Legendary Australian director Rolf de Heer returns to the big screen with a suburban thriller that sounds so mundane that it would never work… yet you will still be leaving the cinema knowing that you have watched a pretty good film. The scenario behind The King Is Dead is something that we have all been through at some time in our life. Max (Dan Wyllie) and Therese (Bojana Novakovic) are the perfect couple – they are quit, law-abiding citizens.

Now they have just bought a home in what they believe is a quiet leafy street. On one side they have the perfect neighbours but on the other side they have a house lived in by King (Gary Waddell) who deals drugs alongside his two mates The Drug Dealer (Anthony Hayes) and Shrek (Luke Ford). If the noise coming from that house isn’t enough the constant break-ins are and soon Max and Therese find themselves pushed to the limit.
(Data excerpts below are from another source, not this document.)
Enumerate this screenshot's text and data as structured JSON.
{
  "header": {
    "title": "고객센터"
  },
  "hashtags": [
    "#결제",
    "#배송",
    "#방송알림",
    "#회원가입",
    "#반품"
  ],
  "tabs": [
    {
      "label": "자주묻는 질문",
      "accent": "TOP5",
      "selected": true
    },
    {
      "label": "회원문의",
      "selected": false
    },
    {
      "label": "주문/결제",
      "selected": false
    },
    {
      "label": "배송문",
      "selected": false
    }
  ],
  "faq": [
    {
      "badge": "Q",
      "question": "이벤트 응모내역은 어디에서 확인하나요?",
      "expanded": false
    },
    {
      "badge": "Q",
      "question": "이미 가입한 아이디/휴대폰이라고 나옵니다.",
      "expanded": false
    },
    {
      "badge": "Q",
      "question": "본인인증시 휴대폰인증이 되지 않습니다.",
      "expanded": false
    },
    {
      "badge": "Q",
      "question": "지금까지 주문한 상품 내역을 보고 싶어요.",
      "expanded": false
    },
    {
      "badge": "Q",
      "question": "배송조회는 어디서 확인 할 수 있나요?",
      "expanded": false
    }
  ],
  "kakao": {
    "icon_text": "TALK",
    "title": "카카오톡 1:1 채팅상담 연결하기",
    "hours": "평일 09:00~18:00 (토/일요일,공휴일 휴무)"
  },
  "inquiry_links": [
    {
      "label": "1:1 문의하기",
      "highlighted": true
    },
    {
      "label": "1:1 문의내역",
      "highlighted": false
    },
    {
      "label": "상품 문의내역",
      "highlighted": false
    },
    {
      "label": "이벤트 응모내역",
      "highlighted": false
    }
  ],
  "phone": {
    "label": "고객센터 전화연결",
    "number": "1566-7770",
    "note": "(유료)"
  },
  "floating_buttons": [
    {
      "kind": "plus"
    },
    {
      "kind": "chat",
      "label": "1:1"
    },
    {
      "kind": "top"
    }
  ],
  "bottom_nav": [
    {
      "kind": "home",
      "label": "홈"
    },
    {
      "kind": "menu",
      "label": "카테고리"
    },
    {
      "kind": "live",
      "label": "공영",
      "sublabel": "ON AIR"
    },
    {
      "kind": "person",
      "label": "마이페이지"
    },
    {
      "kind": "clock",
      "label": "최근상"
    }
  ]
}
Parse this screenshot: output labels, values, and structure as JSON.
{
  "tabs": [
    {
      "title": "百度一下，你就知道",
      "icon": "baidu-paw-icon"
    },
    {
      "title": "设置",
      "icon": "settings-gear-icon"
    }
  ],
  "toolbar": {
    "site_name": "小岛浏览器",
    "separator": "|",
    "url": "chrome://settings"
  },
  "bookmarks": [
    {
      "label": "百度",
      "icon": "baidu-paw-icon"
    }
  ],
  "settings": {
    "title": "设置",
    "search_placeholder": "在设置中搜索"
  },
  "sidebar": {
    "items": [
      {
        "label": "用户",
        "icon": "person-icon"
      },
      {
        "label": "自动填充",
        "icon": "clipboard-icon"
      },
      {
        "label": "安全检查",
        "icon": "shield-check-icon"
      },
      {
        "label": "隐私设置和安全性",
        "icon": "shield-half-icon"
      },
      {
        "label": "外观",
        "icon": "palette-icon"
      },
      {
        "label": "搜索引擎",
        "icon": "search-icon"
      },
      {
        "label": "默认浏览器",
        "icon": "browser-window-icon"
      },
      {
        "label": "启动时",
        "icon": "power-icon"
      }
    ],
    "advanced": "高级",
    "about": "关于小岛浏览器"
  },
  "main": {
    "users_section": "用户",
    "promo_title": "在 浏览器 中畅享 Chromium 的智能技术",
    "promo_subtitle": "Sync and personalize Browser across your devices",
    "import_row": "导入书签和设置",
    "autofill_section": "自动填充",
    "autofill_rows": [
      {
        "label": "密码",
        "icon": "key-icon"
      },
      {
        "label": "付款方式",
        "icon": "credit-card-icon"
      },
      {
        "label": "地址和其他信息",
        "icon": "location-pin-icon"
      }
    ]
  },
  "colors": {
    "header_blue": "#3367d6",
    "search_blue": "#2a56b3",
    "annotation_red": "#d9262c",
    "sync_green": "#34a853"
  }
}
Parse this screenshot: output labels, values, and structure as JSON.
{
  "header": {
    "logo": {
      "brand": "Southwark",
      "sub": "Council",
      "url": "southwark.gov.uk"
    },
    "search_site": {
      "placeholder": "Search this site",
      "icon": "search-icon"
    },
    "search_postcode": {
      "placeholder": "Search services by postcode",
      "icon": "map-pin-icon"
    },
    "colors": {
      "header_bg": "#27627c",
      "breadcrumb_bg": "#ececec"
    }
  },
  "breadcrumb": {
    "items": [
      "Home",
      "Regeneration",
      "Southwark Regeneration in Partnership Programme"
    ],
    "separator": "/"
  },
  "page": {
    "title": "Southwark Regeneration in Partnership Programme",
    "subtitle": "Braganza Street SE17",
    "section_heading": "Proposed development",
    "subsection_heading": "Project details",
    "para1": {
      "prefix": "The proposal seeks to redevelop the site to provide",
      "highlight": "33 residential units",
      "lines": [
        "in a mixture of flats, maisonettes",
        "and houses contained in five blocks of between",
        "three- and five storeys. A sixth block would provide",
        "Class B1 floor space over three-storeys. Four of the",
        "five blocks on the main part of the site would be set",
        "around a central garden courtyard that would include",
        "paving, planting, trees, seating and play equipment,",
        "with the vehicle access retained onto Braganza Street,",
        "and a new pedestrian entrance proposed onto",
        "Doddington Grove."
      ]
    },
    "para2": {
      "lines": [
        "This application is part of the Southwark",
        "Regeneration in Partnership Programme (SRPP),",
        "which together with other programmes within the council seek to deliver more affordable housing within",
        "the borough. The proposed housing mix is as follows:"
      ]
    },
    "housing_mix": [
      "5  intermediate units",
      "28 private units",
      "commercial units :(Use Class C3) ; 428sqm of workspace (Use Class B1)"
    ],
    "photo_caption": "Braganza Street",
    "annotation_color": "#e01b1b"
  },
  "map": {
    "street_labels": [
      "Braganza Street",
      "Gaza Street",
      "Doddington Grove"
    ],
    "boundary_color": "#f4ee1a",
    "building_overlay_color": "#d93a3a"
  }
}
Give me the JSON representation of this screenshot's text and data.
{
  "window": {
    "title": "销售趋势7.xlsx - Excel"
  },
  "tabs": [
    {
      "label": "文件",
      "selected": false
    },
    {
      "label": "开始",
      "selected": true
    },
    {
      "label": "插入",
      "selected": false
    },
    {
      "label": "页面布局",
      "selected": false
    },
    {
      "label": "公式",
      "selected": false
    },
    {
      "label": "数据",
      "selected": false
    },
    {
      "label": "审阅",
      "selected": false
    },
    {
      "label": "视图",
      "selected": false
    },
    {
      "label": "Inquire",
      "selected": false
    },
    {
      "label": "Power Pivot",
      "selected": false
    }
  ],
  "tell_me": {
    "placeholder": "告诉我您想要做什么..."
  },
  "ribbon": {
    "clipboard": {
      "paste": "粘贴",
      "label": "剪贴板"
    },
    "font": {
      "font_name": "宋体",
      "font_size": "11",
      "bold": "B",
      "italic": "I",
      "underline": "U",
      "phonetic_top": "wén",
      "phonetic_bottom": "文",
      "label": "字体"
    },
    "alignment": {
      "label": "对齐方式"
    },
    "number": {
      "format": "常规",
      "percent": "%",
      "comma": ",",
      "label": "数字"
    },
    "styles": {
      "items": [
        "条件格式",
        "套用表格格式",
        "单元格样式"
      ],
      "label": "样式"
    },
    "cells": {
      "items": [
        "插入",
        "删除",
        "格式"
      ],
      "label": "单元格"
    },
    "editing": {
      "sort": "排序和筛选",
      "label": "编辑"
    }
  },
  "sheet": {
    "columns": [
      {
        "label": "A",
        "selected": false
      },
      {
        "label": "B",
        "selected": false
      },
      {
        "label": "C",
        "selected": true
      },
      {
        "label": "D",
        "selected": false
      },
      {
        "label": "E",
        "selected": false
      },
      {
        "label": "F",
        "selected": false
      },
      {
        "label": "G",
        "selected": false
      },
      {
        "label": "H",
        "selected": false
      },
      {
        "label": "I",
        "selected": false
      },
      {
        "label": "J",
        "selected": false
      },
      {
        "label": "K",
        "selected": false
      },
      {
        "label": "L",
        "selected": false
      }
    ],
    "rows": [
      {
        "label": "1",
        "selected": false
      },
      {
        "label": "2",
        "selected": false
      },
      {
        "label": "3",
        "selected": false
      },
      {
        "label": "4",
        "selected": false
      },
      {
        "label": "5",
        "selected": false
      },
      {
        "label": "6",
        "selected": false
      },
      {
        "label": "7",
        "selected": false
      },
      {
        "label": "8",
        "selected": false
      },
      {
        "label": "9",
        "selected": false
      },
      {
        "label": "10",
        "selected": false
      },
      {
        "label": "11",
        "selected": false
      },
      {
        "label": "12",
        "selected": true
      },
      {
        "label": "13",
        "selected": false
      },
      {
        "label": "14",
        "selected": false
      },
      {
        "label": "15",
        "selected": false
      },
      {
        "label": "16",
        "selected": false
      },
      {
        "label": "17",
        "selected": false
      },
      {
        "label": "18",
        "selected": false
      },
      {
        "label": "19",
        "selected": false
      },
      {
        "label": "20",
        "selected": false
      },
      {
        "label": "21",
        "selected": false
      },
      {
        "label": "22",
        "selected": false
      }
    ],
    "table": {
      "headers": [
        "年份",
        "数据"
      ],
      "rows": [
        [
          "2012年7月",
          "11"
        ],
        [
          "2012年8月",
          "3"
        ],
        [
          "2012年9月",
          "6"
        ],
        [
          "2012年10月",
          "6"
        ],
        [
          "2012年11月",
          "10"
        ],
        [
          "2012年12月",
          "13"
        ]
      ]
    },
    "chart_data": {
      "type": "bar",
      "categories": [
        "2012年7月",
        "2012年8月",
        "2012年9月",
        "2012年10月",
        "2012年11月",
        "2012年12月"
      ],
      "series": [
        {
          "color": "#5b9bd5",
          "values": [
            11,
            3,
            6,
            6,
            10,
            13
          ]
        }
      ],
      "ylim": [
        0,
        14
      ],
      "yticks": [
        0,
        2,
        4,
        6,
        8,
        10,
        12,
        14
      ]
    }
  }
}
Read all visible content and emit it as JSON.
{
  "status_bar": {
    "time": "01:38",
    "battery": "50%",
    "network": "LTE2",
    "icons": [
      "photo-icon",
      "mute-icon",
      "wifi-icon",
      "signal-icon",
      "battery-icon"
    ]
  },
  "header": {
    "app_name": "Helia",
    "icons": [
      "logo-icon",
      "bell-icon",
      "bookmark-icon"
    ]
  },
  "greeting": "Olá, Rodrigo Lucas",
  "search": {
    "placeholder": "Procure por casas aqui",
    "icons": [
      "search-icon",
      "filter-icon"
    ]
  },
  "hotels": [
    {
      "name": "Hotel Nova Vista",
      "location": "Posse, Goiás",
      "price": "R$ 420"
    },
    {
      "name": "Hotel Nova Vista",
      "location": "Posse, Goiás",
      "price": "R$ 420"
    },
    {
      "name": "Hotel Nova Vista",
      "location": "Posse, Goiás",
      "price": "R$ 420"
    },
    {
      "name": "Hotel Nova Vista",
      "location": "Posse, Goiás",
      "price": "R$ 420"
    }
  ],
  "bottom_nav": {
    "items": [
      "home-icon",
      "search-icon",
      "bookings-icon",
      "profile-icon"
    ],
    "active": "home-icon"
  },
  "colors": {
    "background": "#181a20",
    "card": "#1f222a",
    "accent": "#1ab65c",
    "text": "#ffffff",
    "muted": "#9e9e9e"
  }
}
At times The King Is Dead is suspenseful and dramatic, de Heer nails that to a tee but sadly when this film really needs grunt he holds back and turns to the comedy angle, something that most audience members will feel seriously holds back the film. It seems a strange choice for de Heer to make because the film is cruising right up until that point. You feel the suspense building but the comedy feels like you have just deflated a balloon. Like most of his films de Heer’s real strength here is his characterization. You instantly feel for Max and Therese, not only because at sometime we’ve all had neighbours from hell, but because they are written as characters that you can’t help but like. So powerful is de Heer’s writing that at times you also find yourself feeling for King.

De Heer also masterfully guides his cast. Bojana Novakovic once again shows why she is one of the most gifted Australian actresses in the game at the moment while Dan Wyllie takes a huge step up in his career. As usual Anthony Hayes and Luke Ford play the ‘rough guys’ remarkably well while Gary Waddell plays the disturbed King so well you can’t help but wonder if he won’t score himself so award nominations.

The comedic part of The King Is Dead lets it down but aside from that the film is a worthy suburban thriller made even better by the touch of the genius that is Rolf de Heer.